Definitions: Loco-regional breast cancer (see Appendix) is defined by the SEER summary as a localized disease confined to breast tissue and fat, including the nipple and/or areola; regional lymph node involvement is defined as axillary (levels I–III), infraclavicular (subclavicular), internal mammary, intramammary, or other regional lymph nodes not otherwise specified. The cohort was stratified by hormone receptor (i.e., estrogen and/or progesterone receptor; [HR]) and HER2 status into 3 groups: HR + /HER2 −, HR −/HER2 −, and HR + or HR −/HER2 + [HER2 +]. Age at the time of diagnosis was categorized in 5-year intervals (i.e. < 70, 70–74, 75–79, 80–84, and ≥ 85 years old). Race/ethnicity was categorized as non-Hispanic Black (Black), other (Asian, Hispanic, Pacific Islander, American Indian/Eskimo/Aleutian, and other non-specified race or ethnicity), or non-Hispanic White (White). The Charlson Comorbidity Index was calculated for each patient using the SEER-Medicare developed Comorbidity SAS Macro [20] (2021 version) to search for relevant claims in the year prior to diagnosis, and classified as 0, 1, or ≥ 2. Education (% of residents without high school degree) and residential median income were based on census tract level information from the 2010 U.S. Census and the patient’s census tract of residence at the time of diagnosis. Histology was categorized as ductal, lobular, or other by ICD-O-3 codes (Appendix 1). The HCPCS, ICD-9, and ICD-10 codes used to classify diagnosis, surgery, and adjuvant therapies in Medicare claims are listed in Appendix 2. The surgery type was classified as breast-conserving, mastectomy, or mastectomy with immediate reconstruction.

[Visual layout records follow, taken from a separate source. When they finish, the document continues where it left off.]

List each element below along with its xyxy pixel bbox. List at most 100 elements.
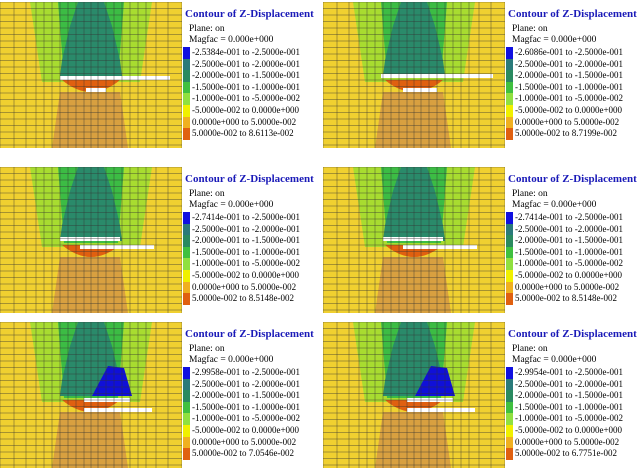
legend-swatch [183, 212, 190, 224]
legend-swatch [183, 413, 190, 425]
legend-magfac: Magfac = 0.000e+000 [189, 355, 274, 365]
legend-swatch [506, 223, 513, 236]
legend-range: -5.0000e-002 to 0.0000e+000 [192, 269, 300, 280]
legend-swatch [183, 436, 190, 449]
legend-range: -1.5000e-001 to -1.0000e-001 [192, 401, 300, 412]
legend-range: 5.0000e-002 to 8.5148e-002 [515, 293, 617, 304]
legend-range: -1.5000e-001 to -1.0000e-001 [515, 401, 623, 412]
legend-range: 0.0000e+000 to 5.0000e-002 [515, 281, 620, 292]
legend-swatch [506, 235, 513, 247]
legend-swatch [506, 390, 513, 402]
contour-plot [0, 167, 182, 313]
legend-plane: Plane: on [189, 24, 225, 34]
legend-range: -2.5000e-001 to -2.0000e-001 [192, 223, 300, 234]
legend-range: -2.0000e-001 to -1.5000e-001 [515, 235, 623, 246]
legend-title: Contour of Z-Displacement [508, 173, 637, 185]
contour-plot [0, 322, 182, 468]
legend-swatch [183, 378, 190, 391]
legend-swatch [506, 367, 513, 379]
legend-swatch [183, 448, 190, 460]
legend-swatch [183, 367, 190, 379]
legend: Contour of Z-Displacement Plane: on Magf… [183, 322, 314, 468]
legend-swatch [506, 436, 513, 449]
legend-range: -2.6086e-001 to -2.5000e-001 [515, 47, 623, 57]
legend-swatch [183, 390, 190, 402]
legend-range: -1.5000e-001 to -1.0000e-001 [515, 81, 623, 92]
legend-range: -5.0000e-002 to 0.0000e+000 [192, 104, 300, 115]
legend-swatch [506, 413, 513, 425]
contour-panel-3: Contour of Z-Displacement Plane: on Magf… [0, 167, 314, 313]
contour-plot [0, 2, 182, 148]
legend-swatch [183, 47, 190, 59]
legend-swatch [506, 281, 513, 294]
legend: Contour of Z-Displacement Plane: on Magf… [506, 167, 637, 313]
legend-swatch [506, 128, 513, 140]
legend-swatch [506, 93, 513, 105]
legend-swatch [183, 58, 190, 71]
legend-range: -2.7414e-001 to -2.5000e-001 [192, 212, 300, 222]
legend-swatch [183, 93, 190, 105]
contour-panel-4: Contour of Z-Displacement Plane: on Magf… [323, 167, 637, 313]
legend-swatch [183, 401, 190, 414]
legend-swatch [183, 128, 190, 140]
legend-swatch [183, 258, 190, 270]
legend: Contour of Z-Displacement Plane: on Magf… [506, 2, 637, 148]
legend-swatch [506, 104, 513, 117]
legend-swatch [506, 269, 513, 282]
contour-plot [323, 167, 505, 313]
legend-plane: Plane: on [512, 344, 548, 354]
legend-range: 0.0000e+000 to 5.0000e-002 [515, 116, 620, 127]
legend-range: 0.0000e+000 to 5.0000e-002 [192, 116, 297, 127]
legend-swatch [506, 258, 513, 270]
legend-range: 0.0000e+000 to 5.0000e-002 [192, 436, 297, 447]
legend-range: -2.5384e-001 to -2.5000e-001 [192, 47, 300, 57]
legend-range: -1.5000e-001 to -1.0000e-001 [192, 246, 300, 257]
legend-range: -2.0000e-001 to -1.5000e-001 [515, 70, 623, 81]
legend-range: -2.5000e-001 to -2.0000e-001 [515, 378, 623, 389]
legend-range: -5.0000e-002 to 0.0000e+000 [192, 424, 300, 435]
legend-swatch [183, 293, 190, 305]
legend-swatch [506, 401, 513, 414]
legend-title: Contour of Z-Displacement [185, 8, 314, 20]
legend-range: 5.0000e-002 to 8.5148e-002 [192, 293, 294, 304]
legend-range: 0.0000e+000 to 5.0000e-002 [192, 281, 297, 292]
legend-range: 5.0000e-002 to 6.7751e-002 [515, 448, 617, 459]
legend-swatch [506, 424, 513, 437]
legend-plane: Plane: on [189, 189, 225, 199]
legend-swatch [183, 223, 190, 236]
legend-swatch [506, 378, 513, 391]
legend-range: 5.0000e-002 to 7.0546e-002 [192, 448, 294, 459]
legend-range: -5.0000e-002 to 0.0000e+000 [515, 269, 623, 280]
legend-plane: Plane: on [189, 344, 225, 354]
legend-range: -1.0000e-001 to -5.0000e-002 [515, 93, 623, 104]
legend-title: Contour of Z-Displacement [508, 328, 637, 340]
legend-swatch [183, 424, 190, 437]
legend-title: Contour of Z-Displacement [185, 328, 314, 340]
legend-range: -2.5000e-001 to -2.0000e-001 [515, 223, 623, 234]
legend-range: -2.5000e-001 to -2.0000e-001 [192, 58, 300, 69]
legend-magfac: Magfac = 0.000e+000 [189, 35, 274, 45]
legend-swatch [183, 81, 190, 94]
legend-title: Contour of Z-Displacement [508, 8, 637, 20]
legend-magfac: Magfac = 0.000e+000 [512, 35, 597, 45]
contour-panel-2: Contour of Z-Displacement Plane: on Magf… [323, 2, 637, 148]
legend-swatch [506, 58, 513, 71]
legend-range: 5.0000e-002 to 8.7199e-002 [515, 128, 617, 139]
legend-swatch [183, 235, 190, 247]
legend-range: -2.0000e-001 to -1.5000e-001 [192, 390, 300, 401]
legend-swatch [506, 246, 513, 259]
legend-swatch [506, 81, 513, 94]
legend-magfac: Magfac = 0.000e+000 [512, 355, 597, 365]
legend-plane: Plane: on [512, 189, 548, 199]
contour-panel-5: Contour of Z-Displacement Plane: on Magf… [0, 322, 314, 468]
legend-range: -1.5000e-001 to -1.0000e-001 [515, 246, 623, 257]
legend-swatch [506, 47, 513, 59]
legend-range: -1.0000e-001 to -5.0000e-002 [192, 258, 300, 269]
legend-range: -2.9954e-001 to -2.5000e-001 [515, 367, 623, 377]
legend-range: -1.0000e-001 to -5.0000e-002 [515, 258, 623, 269]
legend-title: Contour of Z-Displacement [185, 173, 314, 185]
legend-swatch [183, 116, 190, 129]
legend-swatch [506, 212, 513, 224]
legend-swatch [506, 293, 513, 305]
legend-range: -2.0000e-001 to -1.5000e-001 [192, 70, 300, 81]
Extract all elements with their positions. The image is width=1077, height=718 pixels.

Statistical methods: Time to death as a function of TTS was analyzed separately by subtype using Fine-Gray competing risk models for BCSM. All models were adjusted using inverse propensity score weights (IPW) to account for potential imbalances in covariates associated with TTS [21,22,23]. Covariate balancing propensity scores were computed using the R package “CBPS” with socio-demographic (age at diagnosis, race/ethnicity, census tract median income, and census tract % without a high school degree) and clinical factors (Charlson Comorbidity Index, year of diagnosis, SEER combined summary stage, histology grade, type of surgery, histology) as predictors and log-transformed TTS as the response variable [23]. Pre-/post-weighting balance was assessed for each model using Love plots. Final survival models were adjusted by normalized IPW, with extreme weights beyond the 95th percentile winsorized, along with receipt of adjuvant radiation or systemic therapy, comorbidity score, and, in HER2 + patients, hormone receptor status. B-splines were used to flexibly model the subdistribution hazard of mortality as nonparametric functions of TTS. Subdistribution hazard ratio (sHR) estimates were calculated using TTS = 30 days as the reference point since it is commonly used as the upper limit of the reference in categorical TTS studies [13, 15, 24]. Simultaneous 95% confidence intervals (CI) at each TTS point were computed using the Scheffe method. The association between TTS and sHR was considered significant when the simultaneous 95% CI did not include a subdistribution hazard ratio of 1. To provide estimates of the BCSM incidence at TTS of 30, 60, 90, and 120 days, the adjusted cumulative incidence function was derived from the Fine-Gray model conditioned on the subgroup of patients with the most common characteristics. The Wilcoxon rank sum test was used to compare the median TTS differences between race groups. The Jonckheere trend test [25] was used to test the increasing trend in median TTS by diagnosis year. All statistical analyses were conducted using SAS (version 9.4; Cary, NC) and R software (version 4.0.4), and graphs were generated using JMP Pro 15.2.0 (SAS; Cary, NC).